FACEBOOK  mengumumkan larangan pada semua akun yang terkait dengan kelompok konspirasi QAnon, Selasa (6/10) ketika jejaring sosial tersebut mencoba untuk menekan informasi yang salah menjelang pemilihan presiden AS.

Langkah melawan QAnon di Facebook dan platform berbagi gambarnya, Instagram, dilakukan ketika raksasa online itu mencoba menghindari penyalahgunaan untuk menipu atau membingungkan pemilih. Hal itu seperti yang terjadi selama pemilu 2016 yang menempatkan Presiden AS Donald Trump di Gedung Putih.

"Kami akan menghapus semua halaman Facebook, Grup dan akun Instagram yang mewakili QAnon, meskipun tidak mengandung konten kekerasan," kata raksasa internet itu dalam sebuah posting blog.

Dari postingan anonim 2017 yang mengklaim eksploitasi anak dan plot politik, gerakan tanpa pemimpin dan tanpa anggota tersebut telah mendapatkan tempat di aliran Twitter Trump.

FBI tahun lalu mengatakan dalam sebuah laporan bahwa QAnon adalah salah satu dari beberapa gerakan yang dapat mendorong baik kelompok maupun individu ekstremis untuk melakukan tindakan kriminal atau kekerasan.

Larangan akun QAnon meningkatkan upaya Facebook untuk menekan kampanye misinformasi. Kampanye itu kadang didukung Trump, beberapa minggu sebelum pemilihan presiden 3 November.

"Keputusan Facebook untuk melarang QAnon dari semua platform-nya sangat dibutuhkan, jika terlambat, langkah untuk membersihkan teori konspirasi berbahaya dari platform tersebut," kata kepala eksekutif Anti-Defamation League Jonathan Greenblatt.
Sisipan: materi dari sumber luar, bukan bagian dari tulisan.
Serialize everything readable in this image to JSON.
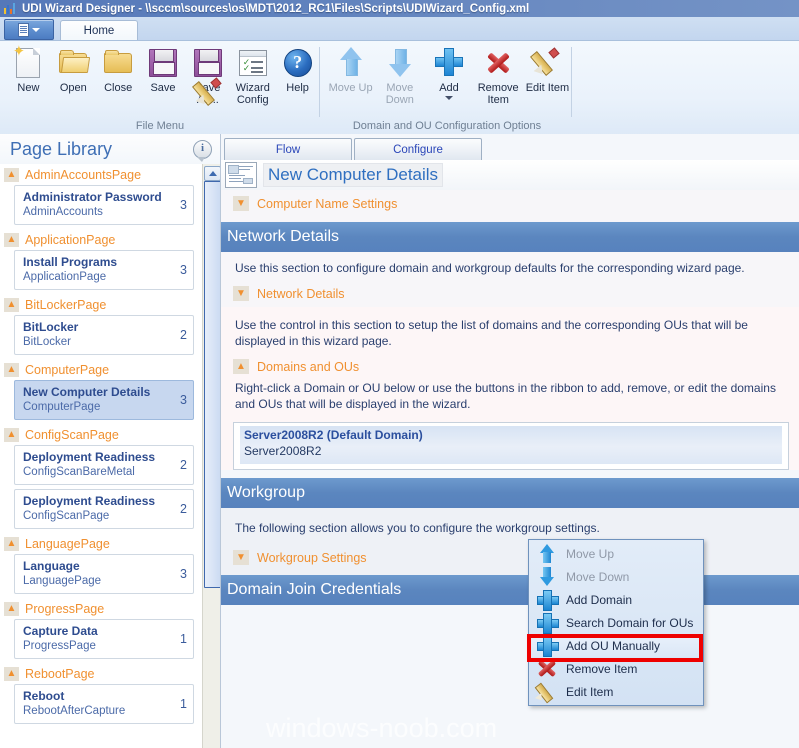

"Kami berharap ini adalah upaya tulus untuk membersihkan kebencian dan antisemitisme dari platform mereka, dan bukan respons langsung terhadap tekanan dari anggota Kongres dan publik."

Tindakan yang dilakukan di Facebook dan Instagram melawan akun yang terkait dengan kelompok anarkis offline. Mengingat kelompok itu mendukung tindakan kekerasan di tengah protes serya organisasi milisi yang berbasis di AS dan QAnon, menurut posting blog tersebut.

Sebelumnya, jaringan sosial terkemuka itu juga melarang iklan yang memuji, mendukung, atau mewakili gerakan sosial militer dan QAnon.